The problem is not that boards resist functioning at the policy level. It is more due to the fact that boards simply haven’t taken the time to assess their own performance and consciously discover how board decisions can be made at the broad policy level.

It is much easier for boards to dabble in the day-to-day operations of the organization, because these are the tangible “how” functions that can be touched and played with and with which many board members are familiar.

Creating an organizational vision, identifying long-term benefits for the clients being served, and then rigorously monitoring performance takes more work—and a higher level of leadership. But it is the most important work a board can do. Unfortunately, most boards have given away the best part of their jobs!

Coherent Governance® is a model of board governance that, if faithfully followed, will compel boards to make policy decisions, not operational decisions.

If Our Board Adopts Coherent Governance, is Successful Implementation Assured?

Our experienced consultation and training offer all the practical and theoretical tools a board should need to effectively implement Coherent Governance. But implementation attempts can fail. In the final analysis, your board is responsible for its own behavior and commitment, and no third-party consultant can compensate for some of the reasons for failure.

We have seen these contributors to implementation failure:

  • Lack of board commitment;
  • Impatience with the challenge to do different work well;
  • CEOs’ inability or refusal to assume the required authority and accountability;
  • Dwelling on the model itself, rather than using it as a governing tool;
  • Allowing members with a different agenda to sidetrack the board.

Doing anything new and different requires commitment, patience and willingness to abandon old habits and customs in favor of the promise of better, more fulfilling work.

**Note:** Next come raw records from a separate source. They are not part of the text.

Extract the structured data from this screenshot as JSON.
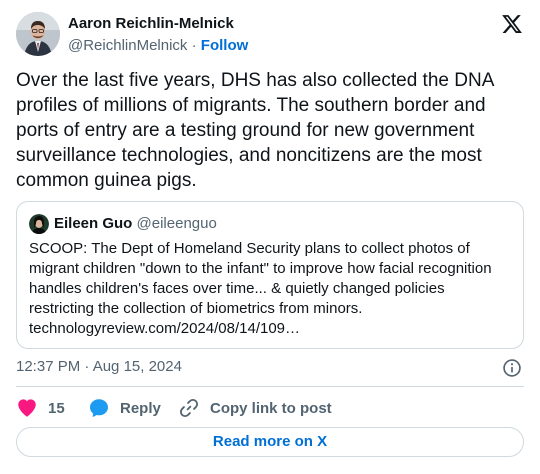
{
  "author": {
    "name": "Aaron Reichlin-Melnick",
    "handle": "@ReichlinMelnick",
    "separator": "·",
    "follow_label": "Follow"
  },
  "tweet": {
    "text": "Over the last five years, DHS has also collected the DNA profiles of millions of migrants. The southern border and ports of entry are a testing ground for new government surveillance technologies, and noncitizens are the most common guinea pigs."
  },
  "quote": {
    "name": "Eileen Guo",
    "handle": "@eileenguo",
    "text": "SCOOP: The Dept of Homeland Security plans to collect photos of migrant children \"down to the infant\" to improve how facial recognition handles children's faces over time... & quietly changed policies restricting the collection of biometrics from minors.",
    "link": "technologyreview.com/2024/08/14/109…"
  },
  "timestamp": "12:37 PM · Aug 15, 2024",
  "actions": {
    "like_count": "15",
    "reply_label": "Reply",
    "copy_label": "Copy link to post"
  },
  "read_more_label": "Read more on X",
  "icons": [
    "x-logo-icon",
    "info-icon",
    "heart-icon",
    "reply-bubble-icon",
    "link-icon"
  ],
  "colors": {
    "link_blue": "#006fd6",
    "like_red": "#f91880",
    "reply_blue": "#1d9bf0",
    "muted": "#536471",
    "border": "#cfd9de"
  }
}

The Tangible Results of Coherent Governance Implementation

Your effort to govern well using Coherent Governance will result in:

  • A new set of governing policies, which collectively establish performance standards for the board, the organization, and the CEO;
  • The board’s part of a strategic plan: Board definition of the Mission/Vision and Goals (Results), with Strategies and Actions delegated to the CEO and staff;
  • A meaningful board self-assessment built on the board’s own self-determined standards of performance;
  • An authentic CEO evaluation based entirely on the organization’s performance;
  • A full year plan for board work, which will drive board meeting agendas for the next 12 months;
  • A board job description;
  • A CEO job description;
  • A process for assessing the performance of every element of the organization’s operation;
  • A process for evaluating reasonable progress toward achieving the board’s defined Results;
  • A framework for building a strategic communications plan between the board and its owners and stakeholders.

All encompassed in a single, coherent system! Coherent Governance eliminates the need for boards to engage in multiple, uncoordinated projects. Planning, communicating, evaluating are all a part of the articulated, systemic and systematic whole.

It’s the only system that makes sense.